I am performing simulations of electron avalanches in gaseous detectors, with Garfield, which exhibit quite large fluctuations. I (and also other people [1]) believe that the fluctuations in the final avalanche are determined by the fluctuations in the first part of the avalanche [2]. We believe that N_{full} = N_{half}^a, with a \approx 2. Therefore I am making a plot here of the full avalanche gain on the y-axis vs the simulation of a only half of the avalanche on the x-axis. The gain (or average avalanche statistics) is obtained through a Polya fit [3]. If I take a data point with the smallest uncertainty: the second before last point:

x (simulation of 1/2 avalanche): Gain = 33.6369 +/- 0.378424 Rel Err = 1.12503 % (First plot below)
y (simulation of full avalanche): Gain = 4463.23 +/- 74.5165 Rel Err = 1.66956 % (Second plot below)

I would believe the fits are of good quality (What exactly is this “Probability” that gets plotted in the Statbox?) so I would assume that the uncertainty I assigned to the values is a reasonable uncertainty. On the other hand I do not expect that my model N_{full} = N_{half}^a, with a \approx 2 describes this data with incredible precision, since it is just a rough model…
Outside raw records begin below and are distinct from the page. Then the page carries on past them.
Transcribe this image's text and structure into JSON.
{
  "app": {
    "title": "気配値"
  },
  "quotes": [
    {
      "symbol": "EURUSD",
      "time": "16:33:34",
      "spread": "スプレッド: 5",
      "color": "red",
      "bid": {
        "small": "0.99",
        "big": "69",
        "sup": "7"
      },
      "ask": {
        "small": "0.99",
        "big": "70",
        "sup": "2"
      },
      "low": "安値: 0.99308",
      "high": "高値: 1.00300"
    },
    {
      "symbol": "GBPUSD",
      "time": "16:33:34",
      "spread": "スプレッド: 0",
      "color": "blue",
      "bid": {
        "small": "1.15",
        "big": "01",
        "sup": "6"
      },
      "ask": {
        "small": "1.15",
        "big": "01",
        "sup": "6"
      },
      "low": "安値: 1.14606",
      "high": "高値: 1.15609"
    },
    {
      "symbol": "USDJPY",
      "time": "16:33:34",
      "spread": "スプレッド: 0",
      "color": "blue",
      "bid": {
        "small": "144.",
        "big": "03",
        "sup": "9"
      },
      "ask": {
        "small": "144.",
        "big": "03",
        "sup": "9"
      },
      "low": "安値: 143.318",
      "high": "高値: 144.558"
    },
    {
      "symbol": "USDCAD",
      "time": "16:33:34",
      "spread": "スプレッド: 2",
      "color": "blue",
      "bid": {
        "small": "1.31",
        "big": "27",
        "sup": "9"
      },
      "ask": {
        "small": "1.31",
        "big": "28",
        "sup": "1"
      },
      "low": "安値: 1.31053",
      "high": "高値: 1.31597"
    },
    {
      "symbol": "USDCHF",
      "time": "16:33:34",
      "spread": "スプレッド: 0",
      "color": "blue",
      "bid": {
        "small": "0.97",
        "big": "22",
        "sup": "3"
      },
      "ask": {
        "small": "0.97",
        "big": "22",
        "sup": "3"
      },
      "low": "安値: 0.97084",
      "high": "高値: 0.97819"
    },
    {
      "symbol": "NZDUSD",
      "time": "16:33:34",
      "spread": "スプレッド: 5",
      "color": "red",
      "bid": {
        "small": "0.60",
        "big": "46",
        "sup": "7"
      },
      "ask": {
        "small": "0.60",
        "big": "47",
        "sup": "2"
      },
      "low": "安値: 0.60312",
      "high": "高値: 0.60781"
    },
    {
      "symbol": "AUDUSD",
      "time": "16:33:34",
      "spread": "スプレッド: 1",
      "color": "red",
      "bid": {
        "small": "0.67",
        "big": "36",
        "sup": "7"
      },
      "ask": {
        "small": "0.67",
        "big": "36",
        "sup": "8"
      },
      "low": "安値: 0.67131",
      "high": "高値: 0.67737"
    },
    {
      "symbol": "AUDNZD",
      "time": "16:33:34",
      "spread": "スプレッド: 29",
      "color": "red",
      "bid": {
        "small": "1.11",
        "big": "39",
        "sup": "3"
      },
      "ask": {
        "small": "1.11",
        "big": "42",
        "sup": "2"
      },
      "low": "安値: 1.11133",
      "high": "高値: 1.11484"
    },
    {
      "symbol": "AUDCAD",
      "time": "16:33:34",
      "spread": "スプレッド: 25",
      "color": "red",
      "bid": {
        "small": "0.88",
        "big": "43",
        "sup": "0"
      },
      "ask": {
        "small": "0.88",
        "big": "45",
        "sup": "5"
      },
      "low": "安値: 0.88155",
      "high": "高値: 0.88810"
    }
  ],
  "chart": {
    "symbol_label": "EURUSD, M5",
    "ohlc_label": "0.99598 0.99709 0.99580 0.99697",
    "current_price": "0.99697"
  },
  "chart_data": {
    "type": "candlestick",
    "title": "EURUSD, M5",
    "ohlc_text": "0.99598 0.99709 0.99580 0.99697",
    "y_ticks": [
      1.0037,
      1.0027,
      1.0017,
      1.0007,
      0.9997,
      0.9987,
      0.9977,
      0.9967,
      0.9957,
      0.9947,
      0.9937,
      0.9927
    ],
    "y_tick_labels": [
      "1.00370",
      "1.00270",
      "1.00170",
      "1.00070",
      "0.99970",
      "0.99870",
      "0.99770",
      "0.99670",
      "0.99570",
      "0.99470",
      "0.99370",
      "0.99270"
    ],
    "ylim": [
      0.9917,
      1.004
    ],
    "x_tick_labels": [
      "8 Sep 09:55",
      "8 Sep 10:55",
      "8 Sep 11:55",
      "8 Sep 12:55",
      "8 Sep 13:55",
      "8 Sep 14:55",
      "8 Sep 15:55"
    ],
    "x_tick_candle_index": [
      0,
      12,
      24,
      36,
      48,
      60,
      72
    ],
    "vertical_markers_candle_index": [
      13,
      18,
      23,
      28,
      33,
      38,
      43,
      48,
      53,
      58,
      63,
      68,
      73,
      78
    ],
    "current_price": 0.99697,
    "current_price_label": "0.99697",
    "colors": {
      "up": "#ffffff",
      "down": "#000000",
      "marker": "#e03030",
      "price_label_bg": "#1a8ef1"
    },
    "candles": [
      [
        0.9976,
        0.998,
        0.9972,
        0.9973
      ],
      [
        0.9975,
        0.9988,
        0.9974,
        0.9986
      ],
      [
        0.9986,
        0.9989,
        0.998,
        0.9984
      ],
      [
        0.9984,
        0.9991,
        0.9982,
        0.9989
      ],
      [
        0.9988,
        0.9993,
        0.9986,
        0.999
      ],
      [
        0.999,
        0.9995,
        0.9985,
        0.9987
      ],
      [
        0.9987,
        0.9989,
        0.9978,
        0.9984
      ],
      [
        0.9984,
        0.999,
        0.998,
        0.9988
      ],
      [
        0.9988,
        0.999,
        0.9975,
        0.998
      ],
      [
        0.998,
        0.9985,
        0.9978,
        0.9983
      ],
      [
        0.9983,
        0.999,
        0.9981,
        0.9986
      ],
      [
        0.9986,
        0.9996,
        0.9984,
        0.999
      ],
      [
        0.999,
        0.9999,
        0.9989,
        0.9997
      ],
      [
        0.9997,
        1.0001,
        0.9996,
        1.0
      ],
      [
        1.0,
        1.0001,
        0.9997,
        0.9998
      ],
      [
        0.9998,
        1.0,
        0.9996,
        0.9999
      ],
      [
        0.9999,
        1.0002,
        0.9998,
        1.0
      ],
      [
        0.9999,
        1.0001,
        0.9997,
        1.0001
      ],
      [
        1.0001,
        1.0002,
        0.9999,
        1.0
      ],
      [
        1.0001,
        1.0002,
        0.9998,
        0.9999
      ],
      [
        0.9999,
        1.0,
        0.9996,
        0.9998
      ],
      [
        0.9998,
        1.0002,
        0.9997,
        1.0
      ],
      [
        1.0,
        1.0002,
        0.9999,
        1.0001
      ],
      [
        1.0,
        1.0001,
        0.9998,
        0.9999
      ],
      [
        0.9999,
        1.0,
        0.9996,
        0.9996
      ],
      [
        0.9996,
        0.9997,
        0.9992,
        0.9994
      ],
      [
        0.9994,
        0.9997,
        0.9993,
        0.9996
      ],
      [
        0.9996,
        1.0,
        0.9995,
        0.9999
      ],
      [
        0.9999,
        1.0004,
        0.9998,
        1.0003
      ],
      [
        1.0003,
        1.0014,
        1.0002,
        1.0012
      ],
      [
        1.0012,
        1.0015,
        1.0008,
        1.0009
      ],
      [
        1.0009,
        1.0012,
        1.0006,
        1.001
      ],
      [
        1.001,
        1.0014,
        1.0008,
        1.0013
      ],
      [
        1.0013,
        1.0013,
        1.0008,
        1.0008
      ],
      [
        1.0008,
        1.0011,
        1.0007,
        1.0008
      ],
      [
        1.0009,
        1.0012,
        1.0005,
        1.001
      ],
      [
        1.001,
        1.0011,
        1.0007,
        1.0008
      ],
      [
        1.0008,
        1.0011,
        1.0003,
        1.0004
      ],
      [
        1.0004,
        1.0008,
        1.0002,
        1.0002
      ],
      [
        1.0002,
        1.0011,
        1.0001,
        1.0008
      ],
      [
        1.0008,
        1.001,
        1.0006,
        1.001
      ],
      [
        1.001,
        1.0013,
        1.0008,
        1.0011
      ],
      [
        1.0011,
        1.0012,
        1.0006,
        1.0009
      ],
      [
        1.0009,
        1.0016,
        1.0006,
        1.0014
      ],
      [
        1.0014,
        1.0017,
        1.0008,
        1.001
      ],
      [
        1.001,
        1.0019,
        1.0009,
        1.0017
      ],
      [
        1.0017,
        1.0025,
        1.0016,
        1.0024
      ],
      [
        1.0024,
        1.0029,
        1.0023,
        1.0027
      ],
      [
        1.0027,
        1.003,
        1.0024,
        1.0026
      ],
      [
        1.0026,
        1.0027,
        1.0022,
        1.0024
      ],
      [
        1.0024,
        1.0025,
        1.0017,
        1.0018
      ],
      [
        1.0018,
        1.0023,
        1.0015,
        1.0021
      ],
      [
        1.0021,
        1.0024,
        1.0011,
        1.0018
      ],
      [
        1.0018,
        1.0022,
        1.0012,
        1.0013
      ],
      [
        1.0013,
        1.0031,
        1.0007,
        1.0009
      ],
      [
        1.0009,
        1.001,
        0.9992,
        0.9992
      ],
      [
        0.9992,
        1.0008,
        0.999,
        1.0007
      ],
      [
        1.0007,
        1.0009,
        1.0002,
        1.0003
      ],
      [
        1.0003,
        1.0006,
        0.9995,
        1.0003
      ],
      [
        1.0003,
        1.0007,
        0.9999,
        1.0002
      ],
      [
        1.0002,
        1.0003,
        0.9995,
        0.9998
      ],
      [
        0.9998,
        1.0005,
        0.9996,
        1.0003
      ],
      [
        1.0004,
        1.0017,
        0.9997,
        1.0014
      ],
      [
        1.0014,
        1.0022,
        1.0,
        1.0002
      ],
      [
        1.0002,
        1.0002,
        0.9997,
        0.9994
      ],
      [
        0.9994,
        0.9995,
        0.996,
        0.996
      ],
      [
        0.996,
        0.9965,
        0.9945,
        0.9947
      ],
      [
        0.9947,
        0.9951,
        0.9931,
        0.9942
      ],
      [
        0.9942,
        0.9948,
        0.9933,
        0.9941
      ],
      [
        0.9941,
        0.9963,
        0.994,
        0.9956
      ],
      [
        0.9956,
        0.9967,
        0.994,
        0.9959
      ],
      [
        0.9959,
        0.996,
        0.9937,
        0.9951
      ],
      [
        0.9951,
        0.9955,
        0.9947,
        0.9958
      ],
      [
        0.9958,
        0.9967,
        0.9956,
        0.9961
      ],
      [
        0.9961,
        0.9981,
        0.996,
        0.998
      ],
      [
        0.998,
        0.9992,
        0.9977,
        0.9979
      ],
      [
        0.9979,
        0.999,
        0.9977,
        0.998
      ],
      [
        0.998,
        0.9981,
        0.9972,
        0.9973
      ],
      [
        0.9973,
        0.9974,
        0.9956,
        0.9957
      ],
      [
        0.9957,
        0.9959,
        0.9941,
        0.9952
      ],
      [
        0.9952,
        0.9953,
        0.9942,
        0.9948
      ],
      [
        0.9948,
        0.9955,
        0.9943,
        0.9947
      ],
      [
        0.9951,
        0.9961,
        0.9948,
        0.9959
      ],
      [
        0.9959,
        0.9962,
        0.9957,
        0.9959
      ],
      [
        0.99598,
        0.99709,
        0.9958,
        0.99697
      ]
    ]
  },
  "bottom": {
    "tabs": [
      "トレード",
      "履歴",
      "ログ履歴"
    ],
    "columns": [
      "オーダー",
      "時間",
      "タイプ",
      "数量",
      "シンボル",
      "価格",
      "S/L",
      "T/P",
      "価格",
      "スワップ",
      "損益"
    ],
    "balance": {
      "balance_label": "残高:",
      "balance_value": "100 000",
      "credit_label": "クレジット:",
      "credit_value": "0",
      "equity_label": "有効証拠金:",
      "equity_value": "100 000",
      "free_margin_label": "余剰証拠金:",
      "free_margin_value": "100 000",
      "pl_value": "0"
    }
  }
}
Although the simulations are done independently, I would say that the x and y values are correlated, but for the uncertainty on the x and y-values I am not able to say so. I use the same function to fit and to extract the uncertainty for the x- and y-values, so maybe the uncertainties are correlated and I should use a 2d likelihood fit as you propose? In case you have some RooFit example / tutorial in mind, I ll be happy to try it.

Thanks a lot
Kind regards
Piet

[1] T. Zerguerras et al. NIM A 772, (2015) 76. https://doi.org/10.1016/j.nima.2014.11.014
[2] For instance if due to fluctuations half way the simulation of the avalanche, you have a very small amount of electrons, then it is unlikely that this will be corrected in the second part of the avalanche, and very likely you wlll end up with a small charge, because each of the electrons created in the first part of the avalanche can be considered as starting points for another avalanche in the second half of the total avalanche. And therefore fluctuations on a large number will result in a more averaged number.
[3] P(N_{e}) = \frac{(1+\theta)^{1+\theta}}{\Gamma(1+\theta)} \left( \frac{N_{e}}{G} \right)^\theta \exp \left[ -(1+\theta)\frac{N_{e}}{G} \right], where G = Gain = average of N_e and \theta is the Polya parameter related to the relative gain variance f = \frac{1}{1+\theta}. Just checking now I see it belongs to the group of Negative Binomial Distributions. See also: http://mathworld.wolfram.com/NegativeBinomialDistribution.html

system · August 10, 2017, 10:34am

This topic was automatically closed 14 days after the last reply. New replies are no longer allowed.